If there were a clear-cut answer, no one would struggle with the dilemma. There are answers, but oftentimes those answers can be complex and come with gray areas. So, in an effort to simplify your quest for peace as you may feel you are drifting apart from your loved one, here are some steps that are sure to get you back on the right track and figure out how to cope after deployment.
1. Spend quality time together
There is a difference between being under the same roof hours on end each day and spending real quality time with one another. Sitting on the same couch – make that the same cushion – cozied up together isn’t necessarily quality time together either.
Fill the silence with meaningful conversation and fill the time with meaningful activities.

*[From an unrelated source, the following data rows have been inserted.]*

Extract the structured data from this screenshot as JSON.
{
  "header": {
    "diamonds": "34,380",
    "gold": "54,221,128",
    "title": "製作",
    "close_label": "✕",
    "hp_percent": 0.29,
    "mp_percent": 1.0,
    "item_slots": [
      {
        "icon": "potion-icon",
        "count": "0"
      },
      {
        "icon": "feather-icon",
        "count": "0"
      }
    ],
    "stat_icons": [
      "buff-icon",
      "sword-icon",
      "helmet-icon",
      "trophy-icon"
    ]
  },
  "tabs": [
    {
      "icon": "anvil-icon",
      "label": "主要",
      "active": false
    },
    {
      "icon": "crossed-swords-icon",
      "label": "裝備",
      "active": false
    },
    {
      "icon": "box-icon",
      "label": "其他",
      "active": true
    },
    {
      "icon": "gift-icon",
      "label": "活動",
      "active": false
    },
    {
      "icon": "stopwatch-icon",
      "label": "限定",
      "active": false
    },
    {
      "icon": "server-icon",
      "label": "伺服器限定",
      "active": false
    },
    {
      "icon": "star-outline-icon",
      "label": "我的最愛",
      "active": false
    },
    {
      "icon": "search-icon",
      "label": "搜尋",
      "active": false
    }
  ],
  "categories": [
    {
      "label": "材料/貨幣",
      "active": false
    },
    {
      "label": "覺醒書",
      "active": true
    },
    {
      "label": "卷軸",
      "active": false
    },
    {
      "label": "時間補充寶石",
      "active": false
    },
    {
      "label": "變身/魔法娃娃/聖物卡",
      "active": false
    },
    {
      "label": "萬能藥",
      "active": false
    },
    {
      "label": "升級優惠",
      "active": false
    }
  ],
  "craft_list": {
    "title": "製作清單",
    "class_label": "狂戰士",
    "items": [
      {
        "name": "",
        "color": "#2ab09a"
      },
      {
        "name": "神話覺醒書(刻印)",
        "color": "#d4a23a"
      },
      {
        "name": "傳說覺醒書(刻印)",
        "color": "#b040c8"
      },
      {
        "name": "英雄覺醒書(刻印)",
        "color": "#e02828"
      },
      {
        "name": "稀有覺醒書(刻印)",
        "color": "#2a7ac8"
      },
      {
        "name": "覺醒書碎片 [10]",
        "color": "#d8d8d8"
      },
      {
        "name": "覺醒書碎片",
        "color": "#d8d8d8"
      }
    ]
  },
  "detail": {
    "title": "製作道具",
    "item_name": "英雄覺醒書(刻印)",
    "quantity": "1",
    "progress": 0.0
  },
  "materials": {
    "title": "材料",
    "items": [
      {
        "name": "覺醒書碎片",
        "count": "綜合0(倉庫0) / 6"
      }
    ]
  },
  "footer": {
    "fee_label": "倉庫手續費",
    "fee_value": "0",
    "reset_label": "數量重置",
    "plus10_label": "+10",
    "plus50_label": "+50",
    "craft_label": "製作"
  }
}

If your husband loves to golf, ask if you can tag along and ride in the cart to spend some time together. If your wife loves to try recipes, ask her if you can go grocery shopping together and help in the kitchen. Working together and talking while you work will bridge the gap that may have formed during a deployment.
During extreme lengths of separation, it isn’t uncommon feel far apart, more independent, and even stubborn. Make a point to spend quality time with your partner and make an effort to make that person feel valued.
2. Make your relationship top priority
One of the most common problems spouses admit to having with each other is this: they don’t feel like a priority. It is easy for people to let work, children, or social activities take over their calendars, especially when it comes to the military. It is so easy for service members to let the stress of their jobs take over their lives; the tough battle is fighting to keep your spouse a priority.
Put the laundry on hold. Call a babysitter. Use a vacation day. Do whatever it takes to make sure you put your relationship first. The most difficult part of the deployment cycle often comes immediately after the redeployment. When the spouse returns home, tensions can be high and it can be awkward. FOCUS on the Family writer Erin Prater suggested getting reacquainted by dating.
“Both of you have changed, if only in small ways, since the commencement of deployment. Have fun relearning each other’s favorite food, movie, and date-night activity. Does he still like sleeping on the cold side of the pillow? Does she still love ketchup on her eggs? Pick a book of “if” questions or a board game that will facilitate the process of getting reacquainted.” This will help you avoid distance AFTER distance.